Robôs reduzirão empregos em algumas áreas, criando novos segmentos

Um documento do Fórum Econômico Mundial afirma que, no ano de 2025, 52% das atividades profissionais que atualmente conhecemos será desempenhada exclusivamente por robôs. Atualmente, o número de tarefas realizadas por entes autômatos já corresponde a 29%, segundo o que afirmam os pesquisadores da fundação sediada em Genebra, na Suíça, reconhecida por organizar anualmente o Fórum de Davos.

O relatório diz ainda que alguns setores serão mais impactados pela presença dos trabalhadores robóticos do que outros. Até 2022, 75 milhões de empregos em setores como a contabilidade, o secretariado, as fábricas de montagem, os centros de atendimento a clientes e serviços postais serão suprimidos, fazendo com que os humanos que atuam nesses segmentos signifique menos que a maioria da classe.

Mas o relatório diz que essa diminuição da oferta de empregos para humanos não é, necessariamente, uma coisa ruim. As modificações no cenário profissional criarão novas carreiras conforme os robôs chegam ao mercado corporativo. Segundo a publicação, cerca de 133 milhões de novos empregos líquidos serão criados durante os próximos cinco anos.

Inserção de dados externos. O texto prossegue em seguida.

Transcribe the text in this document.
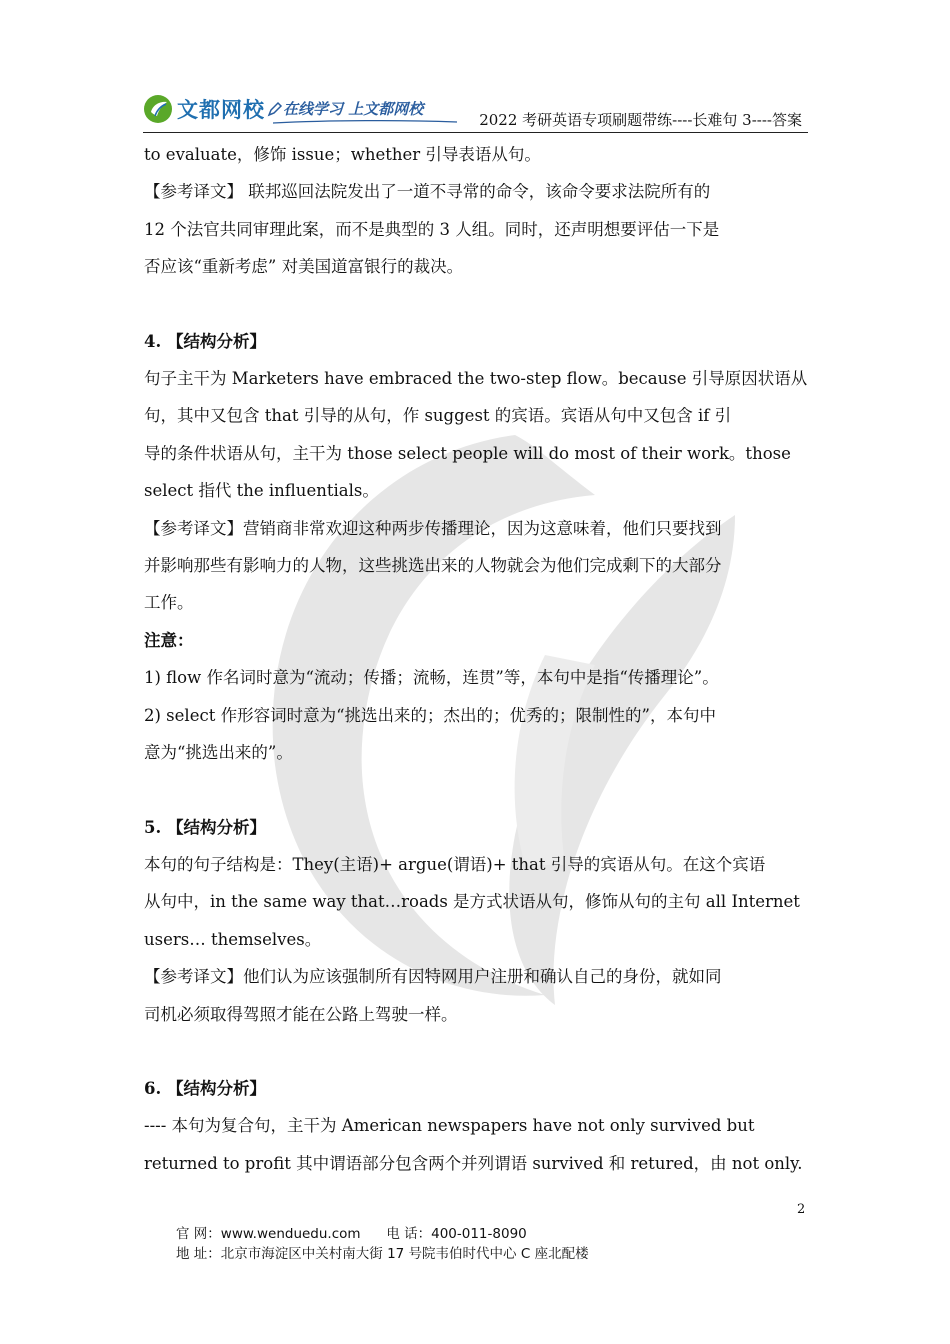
文都网校 在线学习 上文都网校
2022 考研英语专项刷题带练----长难句 3----答案

to evaluate，修饰 issue；whether 引导表语从句。

【参考译文】 联邦巡回法院发出了一道不寻常的命令，该命令要求法院所有的

12 个法官共同审理此案，而不是典型的 3 人组。同时，还声明想要评估一下是

否应该“重新考虑” 对美国道富银行的裁决。

4. 【结构分析】

句子主干为 Marketers have embraced the two-step flow。because 引导原因状语从

句，其中又包含 that 引导的从句，作 suggest 的宾语。宾语从句中又包含 if 引

导的条件状语从句，主干为 those select people will do most of their work。those

select 指代 the influentials。

【参考译文】营销商非常欢迎这种两步传播理论，因为这意味着，他们只要找到

并影响那些有影响力的人物，这些挑选出来的人物就会为他们完成剩下的大部分

工作。

注意：

1) flow 作名词时意为“流动；传播；流畅，连贯”等，本句中是指“传播理论”。

2) select 作形容词时意为“挑选出来的；杰出的；优秀的；限制性的”，本句中

意为“挑选出来的”。

5. 【结构分析】

本句的句子结构是：They(主语)+ argue(谓语)+ that 引导的宾语从句。在这个宾语

从句中，in the same way that…roads 是方式状语从句，修饰从句的主句 all Internet

users… themselves。

【参考译文】他们认为应该强制所有因特网用户注册和确认自己的身份，就如同

司机必须取得驾照才能在公路上驾驶一样。

6. 【结构分析】

---- 本句为复合句，主干为 American newspapers have not only survived but

returned to profit 其中谓语部分包含两个并列谓语 survived 和 retured，由 not only.

2
官 网：www.wenduedu.com 电 话：400-011-8090
地 址：北京市海淀区中关村南大街 17 号院韦伯时代中心 C 座北配楼
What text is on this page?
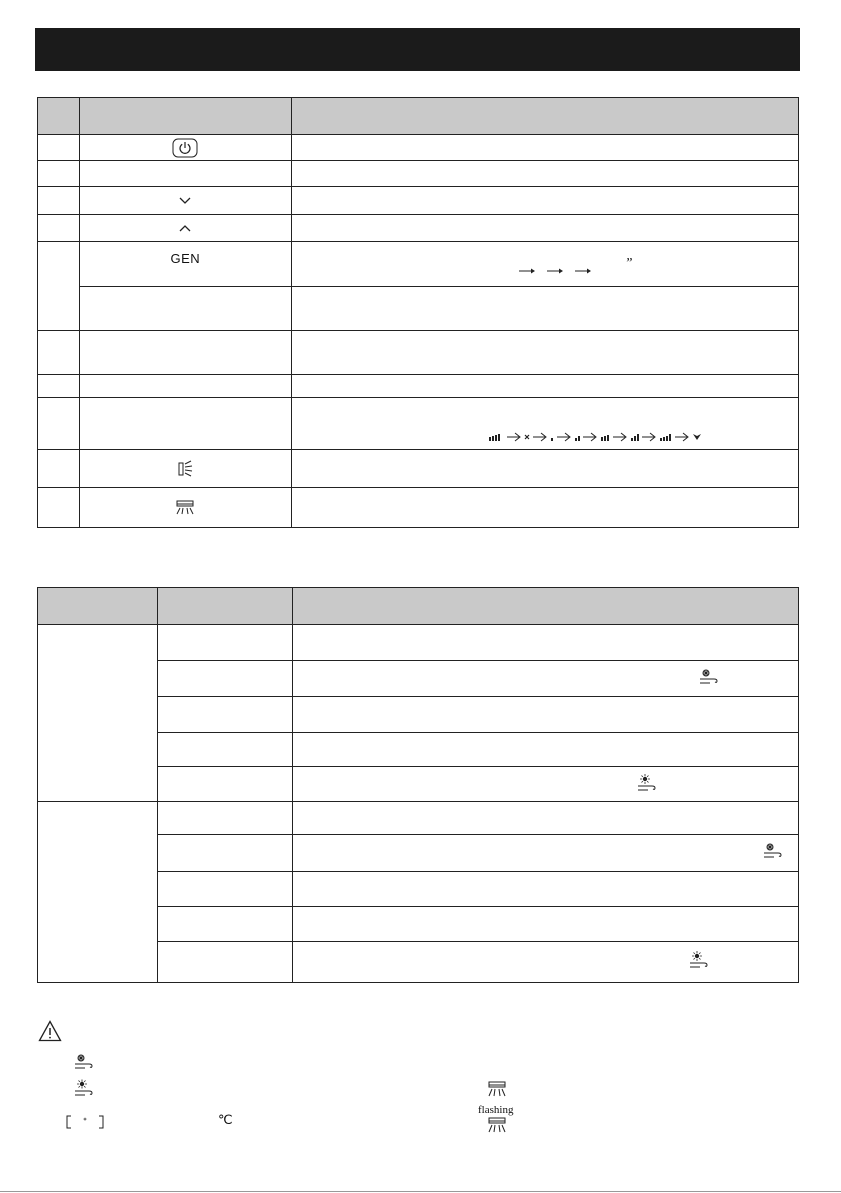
	GEN	”

℃
flashing
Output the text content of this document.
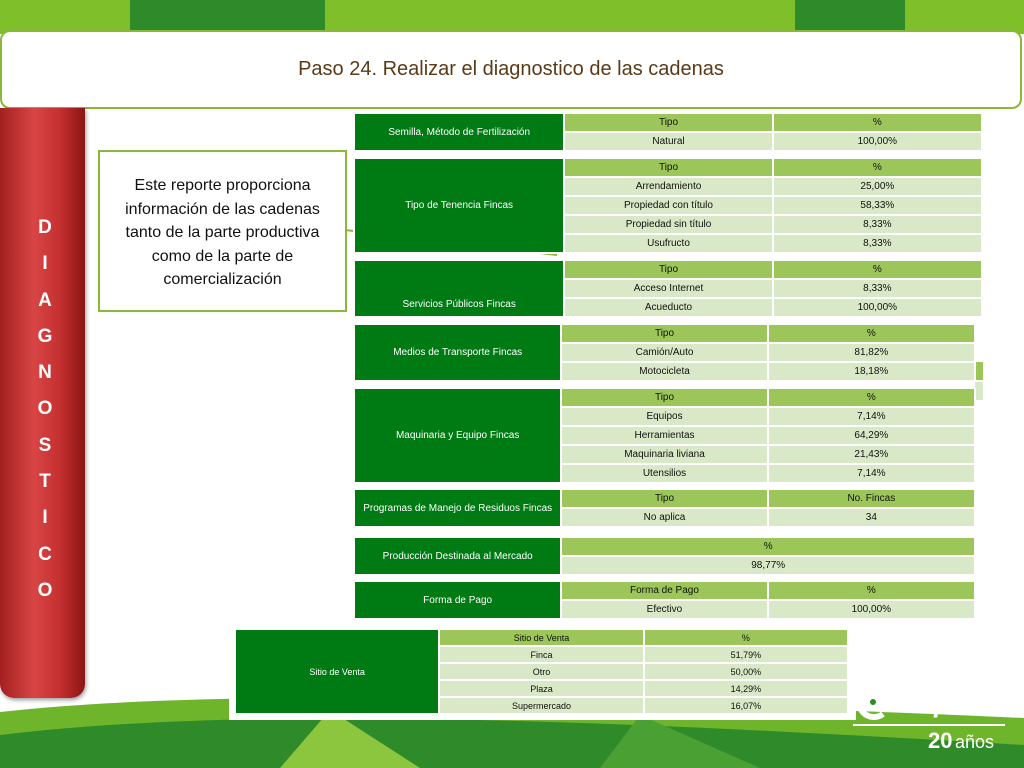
Paso 24. Realizar el diagnostico de las cadenas
D
I
A
G
N
O
S
T
I
C
O
Este reporte proporciona información de las cadenas tanto de la parte productiva como de la parte de comercialización
Semilla, Método de Fertilización	Tipo	%
	Natural	100,00%
Tipo de Tenencia Fincas	Tipo	%
	Arrendamiento	25,00%
	Propiedad con título	58,33%
	Propiedad sin título	8,33%
	Usufructo	8,33%
Servicios Públicos Fincas	Tipo	%
	Acceso Internet	8,33%
	Acueducto	100,00%
Medios de Transporte Fincas	Tipo	%
	Camión/Auto	81,82%
	Motocicleta	18,18%
Maquinaria y Equipo Fincas	Tipo	%
	Equipos	7,14%
	Herramientas	64,29%
	Maquinaria liviana	21,43%
	Utensilios	7,14%
Programas de Manejo de Residuos Fincas	Tipo	No. Fincas
	No aplica	34
Producción Destinada al Mercado	%
98,77%
Forma de Pago	Forma de Pago	%
	Efectivo	100,00%
Sitio de Venta	Sitio de Venta	%
	Finca	51,79%
	Otro	50,00%
	Plaza	14,29%
	Supermercado	16,07%	Corpoica
20 años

Segundo o relatório, as dez carreiras que mais terão profissionais substituídos pelos robôs até 2022, com perda de 75 milhões de vagas são:

Agentes de Data Entry;
Contabilidade, Escrituração contábil e Agentes de folha de pagamento;
Secretariado administrativo e executivo;
Trabalhadores de fábricas e montagem;
Atendimento a Clientes;
Gerentes de serviço e administradores de negócios;
Auditores em Contabilidade;
Gestores de registros manuais e manutenção de estoque;
Gerentes Gerais e Operacionais; e
Agentes de Serviços Postais.

Já as dez carreiras mais promissoras, que terão um boost de até 133 milhões de postos abertos para humanos até 2022, são:

Cientistas de análise de dados;
Especialistas em Inteligência Artificial e Aprendizado de Máquina;
Gerentes Gerais e de Operação;
Analistas e Desenvolvedores de Softwares e Aplicativos;
Profissionais de Marketing e Vendas;
Especialistas em Big Data;
Especialistas em Transformações Digitais;
Especialistas em Inovação;
Especialistas em Desenvolvimento Organizacional; e
Serviços de Tecnologia da Informação.
O relatório aponta ainda que as indústrias aeronáutica e de viagens e turismo terão “as maiores necessidades de reconversão para o período 2018-2025”. Também é dito que “a escassez de qualificação é preocupante nos setores de tecnologia da informação e comunicação, serviços financeiros, mineração e metais”.

“Quase 50% das empresas preveem para 2022 uma redução do número de funcionários em tempo integral em função da automatização; 40% antecipam, no entanto, um aumento global de seus funcionários, e mais de 25% esperam que a automatização crie novos empregos”, acrescenta o estudo.

Apesar do documento prever uma “enorme perturbação na mão de obra mundial, com mudanças importantes na qualidade, localização, formato e permanência nas funções”, é possível que aqueles profissionais que estão rumando suas carreiras para atuação com aprendizado de máquina terão participação imprescindível nessa mudança.